Risk Factors for the Development of Cataract
Correlations for cataract development have been found, some stronger than others, within various populations and geographic locations. Increasing age was a consistent risk factor across all studies. Smoking increases the risk for nuclear sclerotic cataract and PSC. The Beaver Dam Eye Study and the Blue Mountains Eye Study, among others, concluded that there was a higher and dose-related risk of cataract development for study participants who smoked. Some smoking-related damage to the lens may be reversible upon cessation. Diabetes mellitus and exposure to ultraviolet light are also well-established and consistent risk factors for cataract development.
Additional studies have suggested hypertension, prolonged corticosteroid use (systemic, inhaled, and topical), ocular trauma (including prior ocular surgery), genetic predisposition, and high myopia as a risk factors for cataract development. Although high myopia was clearly associated with an increased incidence of nuclear cataract, all forms of myopia (low, moderate, and high) were associated with increased incidence of cataract surgery.
Studies have inconsistently associated certain other risk factors with cataract development. These factors include exogenous estrogen use, increased body mass index, and alcohol consumption.

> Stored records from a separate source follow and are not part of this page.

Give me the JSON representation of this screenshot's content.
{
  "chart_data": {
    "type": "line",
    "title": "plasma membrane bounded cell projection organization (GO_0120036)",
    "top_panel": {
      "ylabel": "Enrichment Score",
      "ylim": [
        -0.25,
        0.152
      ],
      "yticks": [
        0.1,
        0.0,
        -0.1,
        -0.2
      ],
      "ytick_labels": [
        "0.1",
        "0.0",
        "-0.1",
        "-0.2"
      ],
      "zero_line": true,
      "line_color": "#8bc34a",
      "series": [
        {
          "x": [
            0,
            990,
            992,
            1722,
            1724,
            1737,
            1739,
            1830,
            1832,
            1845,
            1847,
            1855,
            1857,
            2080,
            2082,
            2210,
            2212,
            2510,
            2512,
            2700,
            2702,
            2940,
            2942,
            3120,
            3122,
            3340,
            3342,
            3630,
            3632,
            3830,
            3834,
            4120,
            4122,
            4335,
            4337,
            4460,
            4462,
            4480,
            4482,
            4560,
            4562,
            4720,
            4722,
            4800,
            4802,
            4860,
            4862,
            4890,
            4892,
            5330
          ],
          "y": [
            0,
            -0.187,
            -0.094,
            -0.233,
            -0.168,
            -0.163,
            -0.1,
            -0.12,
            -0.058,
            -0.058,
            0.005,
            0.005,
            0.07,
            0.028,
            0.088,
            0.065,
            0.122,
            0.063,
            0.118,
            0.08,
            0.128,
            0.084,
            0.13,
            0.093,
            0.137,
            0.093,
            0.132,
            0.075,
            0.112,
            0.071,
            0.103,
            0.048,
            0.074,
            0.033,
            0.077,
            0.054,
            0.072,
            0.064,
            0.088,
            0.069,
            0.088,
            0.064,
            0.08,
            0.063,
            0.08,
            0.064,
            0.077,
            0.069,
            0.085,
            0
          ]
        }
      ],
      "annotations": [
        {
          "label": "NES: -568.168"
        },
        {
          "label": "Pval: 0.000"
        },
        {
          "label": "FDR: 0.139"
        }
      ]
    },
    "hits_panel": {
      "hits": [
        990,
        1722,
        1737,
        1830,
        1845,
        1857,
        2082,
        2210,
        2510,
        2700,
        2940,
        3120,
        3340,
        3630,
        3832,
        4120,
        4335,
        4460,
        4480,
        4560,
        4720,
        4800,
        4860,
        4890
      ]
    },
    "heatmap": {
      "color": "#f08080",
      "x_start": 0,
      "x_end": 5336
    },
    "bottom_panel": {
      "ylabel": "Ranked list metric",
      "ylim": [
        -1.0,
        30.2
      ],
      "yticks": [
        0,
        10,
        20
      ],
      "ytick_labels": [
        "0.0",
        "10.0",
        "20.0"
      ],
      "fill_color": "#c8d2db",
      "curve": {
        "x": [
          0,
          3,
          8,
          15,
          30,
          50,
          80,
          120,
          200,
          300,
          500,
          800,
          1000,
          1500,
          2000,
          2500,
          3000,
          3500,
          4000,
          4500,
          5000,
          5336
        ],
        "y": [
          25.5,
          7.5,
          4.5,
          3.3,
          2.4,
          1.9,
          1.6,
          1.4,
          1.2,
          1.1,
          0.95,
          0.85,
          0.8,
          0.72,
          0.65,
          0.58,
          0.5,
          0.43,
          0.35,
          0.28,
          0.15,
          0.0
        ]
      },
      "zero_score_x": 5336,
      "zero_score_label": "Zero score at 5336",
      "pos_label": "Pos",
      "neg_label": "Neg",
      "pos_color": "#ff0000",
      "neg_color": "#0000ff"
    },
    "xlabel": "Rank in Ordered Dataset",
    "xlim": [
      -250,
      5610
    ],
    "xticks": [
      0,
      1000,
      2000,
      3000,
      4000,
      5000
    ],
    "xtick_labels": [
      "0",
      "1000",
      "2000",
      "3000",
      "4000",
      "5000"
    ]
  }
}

Heavy alcohol consumption increased the risk of cataract development, whereas moderate consumption may be protective.
The role of nutrition in cataract prevention (specifically, the potential benefit of antioxidant supplementation) has long been a subject of interest and controversy. Although some initial studies suggested that increased intake of vitamins C and E could be beneficial in cataract prevention, in the Age-Related Eye Disease Study 1 (AREDS1), a formulation of vitamin C, vitamin E, beta carotene, zinc, and copper did not reduce the risk of progression to cataract surgery. In a large Italian trial, use of a multivitamin and mineral supplement benefited individuals with nuclear sclerotic cataract but increased the risk of PSC development. The Age-Related Eye Disease Study 2 (AREDS2) concluded that lutein/zeaxanthin supplements had no significant overall effect on rates of progression to cataract surgery, although patients in the lowest quintile of dietary lutein/zeaxanthin intake did have a reduced risk of cataract development following supplementation.
Age-Related Eye Disease Study Research Group. Risk factors associated with age-related nuclear and cortical cataract: a case-control study in the Age-Related Eye Disease Study, AREDS Report No. 5. Ophthalmology. 2001;108(8):1400–1408.
Chew EY, SanGiovanni JP, Ferris FL, et al; Age-Related Eye Disease Study 2 (AREDS2) Research Group. Lutein/zeaxanthin for the treatment of age-related cataract: AREDS2 randomized trial report no. 4. JAMA Ophthalmol. 2013;131(7):843–850.
Mitchell P, Cumming RG, Attebo K, Panchapakesan. Prevalence of cataract in Australia: The Blue Mountains Eye Study. Ophthalmology. 1997;104(4):581–588.